I’ll raise a quiet glass to Robert Mueller here. In the public mind, he was first the messianic savior of democracy and then an emblem of inadequacy and institutional failure — and both those visions did him a disservice.

He tried to do the right thing in a principled way. His effort failed, and we’ve paid dearly for that failure. The failure was his, but also all of ours to share: for every one of his choices that I can second-guess, I can name half a dozen places where others failed to hold up their/our end of the bargain, took the work he handed off and dropped it flat.

He failed, but he tried his damndest — and that’s more than I can say for a lot of folks in the USA over the last 10 years.
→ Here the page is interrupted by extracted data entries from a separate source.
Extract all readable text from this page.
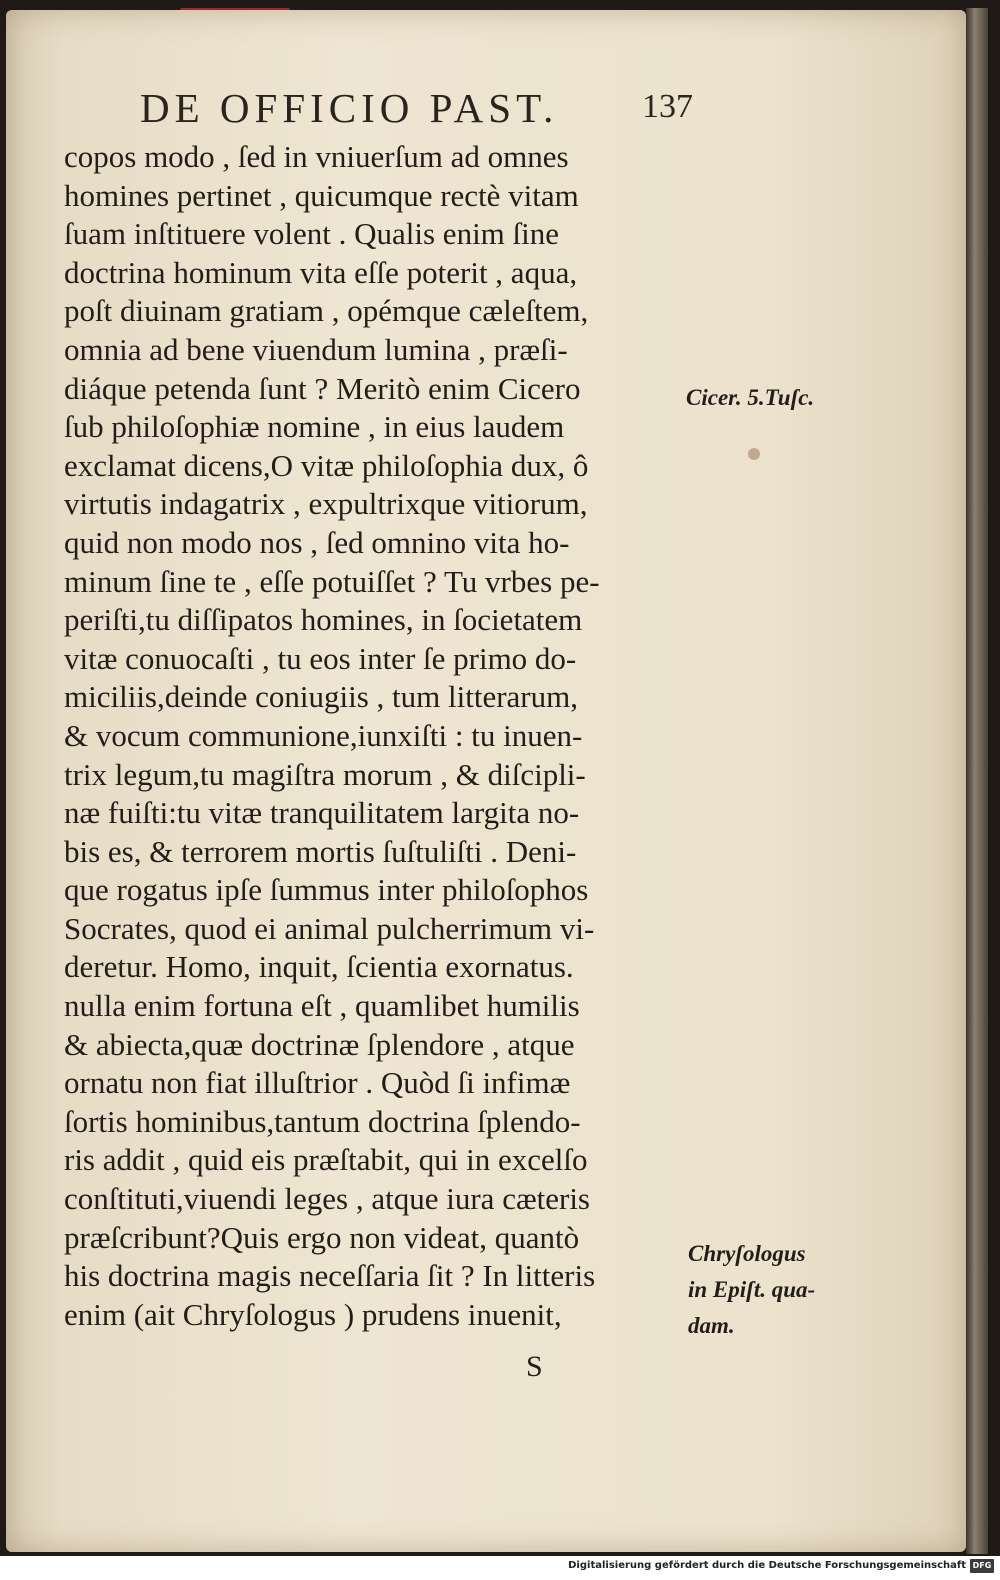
DE OFFICIO PAST. 137
copos modo , ſed in vniuerſum ad omnes
homines pertinet , quicumque rectè vitam
ſuam inſtituere volent . Qualis enim ſine
doctrina hominum vita eſſe poterit , aqua,
poſt diuinam gratiam , opémque cæleſtem,
omnia ad bene viuendum lumina , præſi-
diáque petenda ſunt ? Meritò enim Cicero
ſub philoſophiæ nomine , in eius laudem
exclamat dicens,O vitæ philoſophia dux, ô
virtutis indagatrix , expultrixque vitiorum,
quid non modo nos , ſed omnino vita ho-
minum ſine te , eſſe potuiſſet ? Tu vrbes pe-
periſti,tu diſſipatos homines, in ſocietatem
vitæ conuocaſti , tu eos inter ſe primo do-
miciliis,deinde coniugiis , tum litterarum,
& vocum communione,iunxiſti : tu inuen-
trix legum,tu magiſtra morum , & diſcipli-
næ fuiſti:tu vitæ tranquilitatem largita no-
bis es, & terrorem mortis ſuſtuliſti . Deni-
que rogatus ipſe ſummus inter philoſophos
Socrates, quod ei animal pulcherrimum vi-
deretur. Homo, inquit, ſcientia exornatus.
nulla enim fortuna eſt , quamlibet humilis
& abiecta,quæ doctrinæ ſplendore , atque
ornatu non fiat illuſtrior . Quòd ſi infimæ
ſortis hominibus,tantum doctrina ſplendo-
ris addit , quid eis præſtabit, qui in excelſo
conſtituti,viuendi leges , atque iura cæteris
præſcribunt?Quis ergo non videat, quantò
his doctrina magis neceſſaria ſit ? In litteris
enim (ait Chryſologus ) prudens inuenit,
Cicer. 5.Tuſc.
Chryſologus
in Epiſt. qua-
dam.
S
Digitalisierung gefördert durch die Deutsche Forschungsgemeinschaft DFG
@[email protected] He earned the ire of America's most corrupt fascist by trying to bring justice, and for that he earned my respect.

@kratzen @inthehands

comparing to Comey is probably instructive: the latter didn't fail by mistakenly believing in the institutions the way Mueller did, he and his letter failed on purpose

@inthehands yeah we remember seeing a lot of people say he's always "ten steps ahead" and things like that

and that's just nonsense, like, the playbook for that role is pretty clear, it's not like it's never been done before, it's not like it comes as a surprise to anyone

@inthehands it was a difficult job. it turned out not to be possible. the consequences are horrifying.

we shouldn't succumb to the Hollywood fallacy of blaming everything on a single person. these problems are bigger than that.